Donald Trump says North Korea summit with Kim Jong-un 'likely' to take place as planned, a day after cancelling it

People walk past a television news screen showing North Korean leader Kim Jong Un (right) and US president Donald Trump at a railway station in Seoul (file photo): JUNG YEON-JE/AFP/Getty Images
People walk past a television news screen showing North Korean leader Kim Jong Un (right) and US president Donald Trump at a railway station in Seoul (file photo): JUNG YEON-JE/AFP/Getty Images

Donald Trump has said a meeting with North Korean leader Kim Jong-un was “likely” to go ahead, a day after he announced the summit was cancelled.

The president said in a tweet that Washington was having “productive talks” with Pyongyang about reinstating the meeting on 12 June in Singapore.

Mr Trump’s back-and-forth over the plan has given ammunition to critics who argue the administration is in chaos and caused anxiety to South Korea, which brokered the talks between Washington and North Korea.

A report by Politico claimed an advance team of 30 White House and State Department officials was preparing to leave for Singapore later this weekend.

Mr Trump said in a Twitter post late on Friday: “We are having very productive talks about reinstating the summit which, if it does happen, will likely remain in Singapore on the same date, June 12th, and, if necessary, will be extended beyond that date.”

The leader had earlier indicated the summit could be salvaged after welcoming a conciliatory statement from North Korea saying it remained open to discussions.

“It was a very nice statement they put out,” Mr Trump told reporters at the White House. “We’ll see what happens – it could even be the 12th.”

“We’re talking to them now. They very much want to do it. We’d like to do it."

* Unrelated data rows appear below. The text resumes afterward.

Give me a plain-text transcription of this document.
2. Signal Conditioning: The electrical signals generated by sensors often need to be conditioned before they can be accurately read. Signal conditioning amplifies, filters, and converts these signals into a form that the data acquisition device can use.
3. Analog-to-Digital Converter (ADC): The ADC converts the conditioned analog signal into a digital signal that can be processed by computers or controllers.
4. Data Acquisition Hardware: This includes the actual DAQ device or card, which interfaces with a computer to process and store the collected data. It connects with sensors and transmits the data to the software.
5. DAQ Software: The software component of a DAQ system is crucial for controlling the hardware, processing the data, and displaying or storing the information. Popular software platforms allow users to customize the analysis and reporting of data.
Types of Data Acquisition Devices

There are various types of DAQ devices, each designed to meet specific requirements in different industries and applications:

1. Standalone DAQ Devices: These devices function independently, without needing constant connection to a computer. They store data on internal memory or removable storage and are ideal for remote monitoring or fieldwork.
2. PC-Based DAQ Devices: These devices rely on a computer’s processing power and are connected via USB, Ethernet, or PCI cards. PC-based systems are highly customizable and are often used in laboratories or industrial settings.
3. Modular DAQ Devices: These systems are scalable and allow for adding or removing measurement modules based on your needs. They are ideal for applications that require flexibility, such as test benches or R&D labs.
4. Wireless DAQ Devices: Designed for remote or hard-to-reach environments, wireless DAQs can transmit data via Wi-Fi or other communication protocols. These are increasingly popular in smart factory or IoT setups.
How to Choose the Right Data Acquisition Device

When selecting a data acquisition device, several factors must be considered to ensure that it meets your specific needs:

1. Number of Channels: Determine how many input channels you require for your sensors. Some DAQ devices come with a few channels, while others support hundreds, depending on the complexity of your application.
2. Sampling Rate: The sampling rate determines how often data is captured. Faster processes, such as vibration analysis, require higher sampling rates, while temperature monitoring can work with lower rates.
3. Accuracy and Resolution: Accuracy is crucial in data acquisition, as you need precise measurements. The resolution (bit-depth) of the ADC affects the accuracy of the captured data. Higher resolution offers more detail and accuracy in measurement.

Friday’s tweet, which further brightened prospects of the US-North Korean meeting, came just a day after Mr Trump cancelled it, citing Pyongyang’s “open hostility”.

Seoul was apparently caught off-guard by Mr Trump’s decision to cancel the Singapore meeting, with President Moon Jae-in saying the decision was “very regrettable". He urged the two nations to resolve their differences through “more direct and closer dialogue between their leaders”.

The nation expressed cautious relief about indications the meeting could go ahead. “We see it as fortunate that the embers of dialogue between North Korea and the United States weren’t fully extinguished and are coming alive again,” Seoul’s presidential spokesman Kim Eui-kyeom said in a statement. “We are carefully watching the developments.”

If the meeting takes place, it will be the first between a serving US president and a North Korean leader after years of tension over Pyongyang’s nuclear weapons program.

Announcement of the meeting this month followed months of war threats and insults between the leaders over North Korea’s development of missiles capable of reaching the US.